My feet stumble onto the grass. The air is frigidly cold, the temperature dropping several notches with every step further from the shoreline I get. I clutch my opposite arms, shivering. A low fog creeps into the space between the rocks, making everything look gray and indistinct. I shiver again, rubbing away the gooseflesh on my bare arms. I’m exhausted, my limbs heavy and my head pounding. I want nothing more than to curl up somewhere warm and sleep for a thousand years. But I can’t afford to waste any time. I have to get to Arabella.

There are too many questions that need answers, and too many worries I might never be able to put to rest. So I keep walking across the eerie, silent grounds, searching the shadows for her, examining the ruins for signs of her existence. I force myself to endure the pain screaming through my body, ignoring the ice-cold breeze whipping my stiff cheeks. My eyelashes glitter with frozen gems. It’s January. I’m surprised the sea beneath us hasn’t frozen over, too. When I think my body’s about to give out, that’s when I finally see her.

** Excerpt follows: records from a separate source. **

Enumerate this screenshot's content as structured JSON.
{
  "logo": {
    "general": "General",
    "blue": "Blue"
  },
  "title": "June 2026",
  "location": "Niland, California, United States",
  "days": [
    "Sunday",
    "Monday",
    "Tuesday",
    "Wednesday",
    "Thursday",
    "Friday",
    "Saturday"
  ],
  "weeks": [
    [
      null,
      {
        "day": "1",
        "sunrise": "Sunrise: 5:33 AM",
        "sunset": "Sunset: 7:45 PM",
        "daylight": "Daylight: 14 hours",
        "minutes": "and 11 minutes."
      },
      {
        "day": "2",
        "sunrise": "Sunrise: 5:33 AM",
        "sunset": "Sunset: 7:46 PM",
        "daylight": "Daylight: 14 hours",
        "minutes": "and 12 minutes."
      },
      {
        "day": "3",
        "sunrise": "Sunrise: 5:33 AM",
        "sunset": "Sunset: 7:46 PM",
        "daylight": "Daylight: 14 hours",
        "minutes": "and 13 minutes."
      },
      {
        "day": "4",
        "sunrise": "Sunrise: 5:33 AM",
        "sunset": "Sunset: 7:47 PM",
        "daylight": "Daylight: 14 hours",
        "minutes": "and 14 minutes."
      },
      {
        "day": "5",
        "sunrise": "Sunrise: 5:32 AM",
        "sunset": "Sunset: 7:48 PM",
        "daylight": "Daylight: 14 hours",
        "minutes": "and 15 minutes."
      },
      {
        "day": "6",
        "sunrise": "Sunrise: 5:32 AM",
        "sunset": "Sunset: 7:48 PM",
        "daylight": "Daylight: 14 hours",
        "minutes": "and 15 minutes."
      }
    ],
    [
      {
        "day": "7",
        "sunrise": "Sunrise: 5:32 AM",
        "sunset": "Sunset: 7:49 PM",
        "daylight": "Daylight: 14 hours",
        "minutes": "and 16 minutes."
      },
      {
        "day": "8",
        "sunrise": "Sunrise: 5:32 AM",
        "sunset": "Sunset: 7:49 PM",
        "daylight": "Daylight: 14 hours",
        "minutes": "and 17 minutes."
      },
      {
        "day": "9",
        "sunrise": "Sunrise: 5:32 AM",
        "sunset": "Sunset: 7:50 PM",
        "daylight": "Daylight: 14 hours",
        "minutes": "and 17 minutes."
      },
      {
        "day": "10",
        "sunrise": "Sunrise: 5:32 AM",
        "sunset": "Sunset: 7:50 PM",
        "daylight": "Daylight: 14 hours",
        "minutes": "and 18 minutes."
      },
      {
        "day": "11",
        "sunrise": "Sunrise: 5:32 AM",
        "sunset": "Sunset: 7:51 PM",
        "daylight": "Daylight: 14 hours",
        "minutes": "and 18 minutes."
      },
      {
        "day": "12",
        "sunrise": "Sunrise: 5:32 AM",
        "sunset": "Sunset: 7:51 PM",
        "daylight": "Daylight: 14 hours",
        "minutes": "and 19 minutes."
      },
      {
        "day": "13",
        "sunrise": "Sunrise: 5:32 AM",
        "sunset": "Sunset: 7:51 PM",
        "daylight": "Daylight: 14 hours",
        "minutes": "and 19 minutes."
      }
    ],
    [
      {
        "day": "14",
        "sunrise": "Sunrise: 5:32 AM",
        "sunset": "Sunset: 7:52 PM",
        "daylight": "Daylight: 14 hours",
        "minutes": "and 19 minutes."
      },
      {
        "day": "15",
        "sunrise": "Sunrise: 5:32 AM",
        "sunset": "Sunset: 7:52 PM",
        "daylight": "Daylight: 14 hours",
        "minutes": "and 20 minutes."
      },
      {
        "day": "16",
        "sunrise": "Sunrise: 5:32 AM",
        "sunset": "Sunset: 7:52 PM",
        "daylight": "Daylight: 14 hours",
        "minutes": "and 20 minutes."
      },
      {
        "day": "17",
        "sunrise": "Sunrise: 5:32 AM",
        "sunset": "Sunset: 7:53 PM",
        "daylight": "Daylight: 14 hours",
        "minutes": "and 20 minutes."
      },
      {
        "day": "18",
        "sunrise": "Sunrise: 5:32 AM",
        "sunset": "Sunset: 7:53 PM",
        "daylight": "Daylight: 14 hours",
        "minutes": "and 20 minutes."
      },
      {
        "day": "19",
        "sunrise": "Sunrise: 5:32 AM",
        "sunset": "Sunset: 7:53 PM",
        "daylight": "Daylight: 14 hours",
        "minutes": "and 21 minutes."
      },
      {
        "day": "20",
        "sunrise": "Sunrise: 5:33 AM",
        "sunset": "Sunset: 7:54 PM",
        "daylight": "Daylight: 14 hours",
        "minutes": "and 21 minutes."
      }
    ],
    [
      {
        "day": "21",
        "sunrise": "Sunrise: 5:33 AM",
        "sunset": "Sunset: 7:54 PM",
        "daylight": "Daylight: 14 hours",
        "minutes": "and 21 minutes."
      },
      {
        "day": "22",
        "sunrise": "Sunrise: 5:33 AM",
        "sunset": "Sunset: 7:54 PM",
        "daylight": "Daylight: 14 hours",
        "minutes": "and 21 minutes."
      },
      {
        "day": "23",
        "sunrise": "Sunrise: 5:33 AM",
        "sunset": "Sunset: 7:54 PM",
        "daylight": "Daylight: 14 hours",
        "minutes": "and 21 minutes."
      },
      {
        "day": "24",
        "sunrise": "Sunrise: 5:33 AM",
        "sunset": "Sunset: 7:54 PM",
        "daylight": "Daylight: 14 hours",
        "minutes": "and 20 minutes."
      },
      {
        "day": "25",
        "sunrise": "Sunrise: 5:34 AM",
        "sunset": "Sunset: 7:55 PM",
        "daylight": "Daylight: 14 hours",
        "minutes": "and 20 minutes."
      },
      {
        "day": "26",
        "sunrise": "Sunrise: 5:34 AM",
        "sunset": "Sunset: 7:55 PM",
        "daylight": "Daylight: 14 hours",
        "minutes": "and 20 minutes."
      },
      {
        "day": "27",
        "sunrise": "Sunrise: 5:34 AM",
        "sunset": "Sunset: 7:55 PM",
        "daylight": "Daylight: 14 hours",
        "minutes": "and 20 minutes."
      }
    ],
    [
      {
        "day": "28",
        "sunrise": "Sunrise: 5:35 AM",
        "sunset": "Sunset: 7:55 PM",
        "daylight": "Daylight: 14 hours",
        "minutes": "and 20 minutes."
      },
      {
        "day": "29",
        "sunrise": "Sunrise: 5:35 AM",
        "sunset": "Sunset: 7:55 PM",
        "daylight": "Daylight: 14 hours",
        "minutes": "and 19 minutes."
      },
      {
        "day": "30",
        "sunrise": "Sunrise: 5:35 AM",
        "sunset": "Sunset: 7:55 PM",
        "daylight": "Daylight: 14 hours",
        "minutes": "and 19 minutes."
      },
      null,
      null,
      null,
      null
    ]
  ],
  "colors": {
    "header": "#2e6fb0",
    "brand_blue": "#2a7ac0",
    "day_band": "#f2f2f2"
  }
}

She stands motionless at the furthest point of the land, staring at the dark outline of the sea. Her silhouette is shrouded in the misty night, lit only by the stars and the moon. Her posture is straight, unmoving, but tense, as though waiting for me to creep up on her. She looks unreal in her beautiful beaded dress, like some kind of ghost haunting the castle ruins. At some point, her long plait must have come loose, her dark hair flowing freely in the wind.

I stop walking, my body as tense as a spring. And suddenly I’m not freezing anymore — not really. It’s like every sensation has been cut off from me, and all I can do is stare at her in amazement. I’m not dreaming. I’ve found her.